De medewerking van Sewon tijdens de administratieve procedure

Argumenten van partijen

114.
    Verzoeksters betogen dat de Commissie punt C van de mededeling inzake medewerking heeft geschonden omdat zij hun niet de aanzienlijke vermindering van 50 tot 75 % van de geldboete heeft willen verlenen, maar slechts een vermindering van 50 % op grond van punt D van de mededeling.

115.
    Volgens hen heeft de Commissie ten onrechte de conclusie getrokken, dat Sewon niet voldeed aan de voorwaarde van punt B, sub d, van de mededeling inzake medewerking, waarnaar in punt C onder meer wordt verwezen, aangezien zij ervan uitgaat dat haar medewerking „niet volledig vrijwillig was”, terwijl zij, overeenkomstig het gestelde in deze bepaling, alle dienstige inlichtingen aan de Commissie had verstrekt en tijdens de gehele duur van het onderzoek haar voortdurende, volledige medewerking was blijven verlenen.
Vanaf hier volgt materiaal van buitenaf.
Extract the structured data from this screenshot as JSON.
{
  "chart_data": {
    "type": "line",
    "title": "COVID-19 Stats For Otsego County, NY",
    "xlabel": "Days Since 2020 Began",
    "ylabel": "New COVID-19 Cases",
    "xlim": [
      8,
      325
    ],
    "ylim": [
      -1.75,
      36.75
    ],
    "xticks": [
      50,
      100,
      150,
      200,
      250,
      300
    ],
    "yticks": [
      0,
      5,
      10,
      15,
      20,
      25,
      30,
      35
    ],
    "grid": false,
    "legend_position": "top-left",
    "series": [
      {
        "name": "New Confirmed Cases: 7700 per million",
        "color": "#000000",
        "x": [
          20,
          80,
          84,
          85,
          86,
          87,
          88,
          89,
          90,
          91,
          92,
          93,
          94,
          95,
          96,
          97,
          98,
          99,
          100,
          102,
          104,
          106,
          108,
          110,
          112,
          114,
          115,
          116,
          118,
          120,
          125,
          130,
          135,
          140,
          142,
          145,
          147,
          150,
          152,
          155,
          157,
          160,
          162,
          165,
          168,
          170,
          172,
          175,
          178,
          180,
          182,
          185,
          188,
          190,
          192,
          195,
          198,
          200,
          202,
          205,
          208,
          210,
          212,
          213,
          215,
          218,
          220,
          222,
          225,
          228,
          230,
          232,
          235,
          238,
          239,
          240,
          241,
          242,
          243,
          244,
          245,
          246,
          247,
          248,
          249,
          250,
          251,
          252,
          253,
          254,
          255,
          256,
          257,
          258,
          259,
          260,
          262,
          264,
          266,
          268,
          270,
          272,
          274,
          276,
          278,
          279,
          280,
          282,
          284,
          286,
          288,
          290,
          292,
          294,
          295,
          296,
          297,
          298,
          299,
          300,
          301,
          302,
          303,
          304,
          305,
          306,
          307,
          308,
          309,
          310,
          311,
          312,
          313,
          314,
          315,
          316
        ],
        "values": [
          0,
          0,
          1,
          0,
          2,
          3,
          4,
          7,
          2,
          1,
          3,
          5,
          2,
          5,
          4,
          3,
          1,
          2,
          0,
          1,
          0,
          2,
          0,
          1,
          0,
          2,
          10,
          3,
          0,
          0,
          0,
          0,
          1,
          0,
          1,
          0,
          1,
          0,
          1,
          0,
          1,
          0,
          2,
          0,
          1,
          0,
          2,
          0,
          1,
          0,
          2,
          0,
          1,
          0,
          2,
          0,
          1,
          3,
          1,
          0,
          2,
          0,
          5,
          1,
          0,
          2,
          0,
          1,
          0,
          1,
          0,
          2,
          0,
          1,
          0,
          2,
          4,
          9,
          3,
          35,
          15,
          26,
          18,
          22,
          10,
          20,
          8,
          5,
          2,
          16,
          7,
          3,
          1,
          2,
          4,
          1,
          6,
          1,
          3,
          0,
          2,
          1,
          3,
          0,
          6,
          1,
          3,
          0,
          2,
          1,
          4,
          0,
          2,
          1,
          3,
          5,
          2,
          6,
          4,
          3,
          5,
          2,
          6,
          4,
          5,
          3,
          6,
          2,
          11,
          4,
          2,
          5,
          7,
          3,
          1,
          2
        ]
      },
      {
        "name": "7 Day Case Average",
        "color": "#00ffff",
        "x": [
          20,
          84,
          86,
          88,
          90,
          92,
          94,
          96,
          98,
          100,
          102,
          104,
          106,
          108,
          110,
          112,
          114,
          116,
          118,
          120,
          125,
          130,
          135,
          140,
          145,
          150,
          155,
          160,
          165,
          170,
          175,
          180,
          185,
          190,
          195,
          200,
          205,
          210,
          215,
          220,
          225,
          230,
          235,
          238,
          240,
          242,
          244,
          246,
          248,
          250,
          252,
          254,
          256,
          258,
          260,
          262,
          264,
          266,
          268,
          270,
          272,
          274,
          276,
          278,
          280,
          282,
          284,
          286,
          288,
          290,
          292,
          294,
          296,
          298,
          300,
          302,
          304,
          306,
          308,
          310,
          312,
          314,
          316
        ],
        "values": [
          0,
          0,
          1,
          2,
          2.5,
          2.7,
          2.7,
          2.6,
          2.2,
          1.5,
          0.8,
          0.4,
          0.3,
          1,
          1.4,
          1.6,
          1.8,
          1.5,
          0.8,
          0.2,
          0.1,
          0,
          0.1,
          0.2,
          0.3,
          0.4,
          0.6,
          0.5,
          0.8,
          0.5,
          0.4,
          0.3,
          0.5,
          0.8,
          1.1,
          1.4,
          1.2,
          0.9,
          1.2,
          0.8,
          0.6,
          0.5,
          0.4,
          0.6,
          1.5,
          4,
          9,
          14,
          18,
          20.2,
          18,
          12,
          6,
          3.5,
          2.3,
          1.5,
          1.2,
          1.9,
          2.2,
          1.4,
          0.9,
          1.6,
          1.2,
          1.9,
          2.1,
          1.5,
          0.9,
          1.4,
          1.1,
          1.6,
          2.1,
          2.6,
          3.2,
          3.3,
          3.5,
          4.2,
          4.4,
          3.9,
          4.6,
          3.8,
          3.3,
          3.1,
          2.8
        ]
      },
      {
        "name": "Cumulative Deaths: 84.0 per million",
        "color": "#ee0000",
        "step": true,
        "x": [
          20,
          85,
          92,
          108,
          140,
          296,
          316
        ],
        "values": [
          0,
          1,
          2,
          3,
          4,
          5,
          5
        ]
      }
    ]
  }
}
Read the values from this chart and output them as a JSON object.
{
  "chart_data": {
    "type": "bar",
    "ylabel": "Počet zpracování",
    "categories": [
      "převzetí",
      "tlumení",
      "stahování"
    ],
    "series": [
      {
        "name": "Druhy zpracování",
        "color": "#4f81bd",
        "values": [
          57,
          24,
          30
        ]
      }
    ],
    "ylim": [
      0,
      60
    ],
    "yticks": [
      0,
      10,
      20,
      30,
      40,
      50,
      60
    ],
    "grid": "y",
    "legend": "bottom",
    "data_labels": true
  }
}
Dat er bij Kyowa en ADM reeds verificaties waren verricht en dat aan Sewon een verzoek om inlichtingen was gezonden, is volgens verzoeksters irrelevant, aangezien noch in punt B, sub d, noch in punt C van de mededeling inzake medewerking wordt voorgeschreven dat de medewerking een aanvang moet nemen voordat er onderzoekshandelingen worden verricht.

116.
    Volgens verzoeksters is ook aan de tweede voorwaarde van bovengenoemd punt C voldaan: de informatie is namelijk verstrekt nadat een verificatie had plaatsgevonden, maar voordat de Commissie over voldoende bewijzen beschikte om een op een beschikking gerichte procedure in te leiden. De verificaties bij ADM en Kyowa hebben immers geen informatie over de tussen 1990 en 1992 gepleegde inbreuk aan het licht gebracht.

117.
    De Commissie stelt om te beginnen, dat Sewon weliswaar als eerste volledige en doorslaggevende bewijzen over de duur van het kartel heeft verstrekt, maar dat Ajinomoto als eerste bewijsmateriaal van doorslaggevend belang heeft verstrekt over de periode na de intrede van ADM op de markt.

118.
    Verder voldoet Sewon volgens haar niet aan de voorwaarde van punt B, sub d, van de mededeling inzake medewerking, omdat een medewerking slechts als „voortdurend en volledig” kan worden beschouwd, indien de onderneming uit eigen beweging, en niet, zoals in casu, na een verzoek om inlichtingen op grond van artikel 11 van verordening nr. 17, volledige bewijzen verstrekt. Deze uitlegging wordt bevestigd door het reeds aangehaalde arrest Cascades/Commissie.

119.
    Verder was er volgens de Commissie geen sprake van een situatie waarin zij na verificaties bij de deelnemers aan het kartel niet over voldoende gegevens beschikte om een procedure te kunnen inleiden.

120.
    Ten slotte zou aan Sewon, zelfs indien zij aan de voorwaarden van punt C van de mededeling inzake medewerking had voldaan, niet noodzakelijkerwijs een grotere vermindering zijn toegekend dan zij op grond van punt D van de mededeling heeft verkregen, namelijk 50 % van het bedrag van de geldboete die haar anders zou zijn opgelegd.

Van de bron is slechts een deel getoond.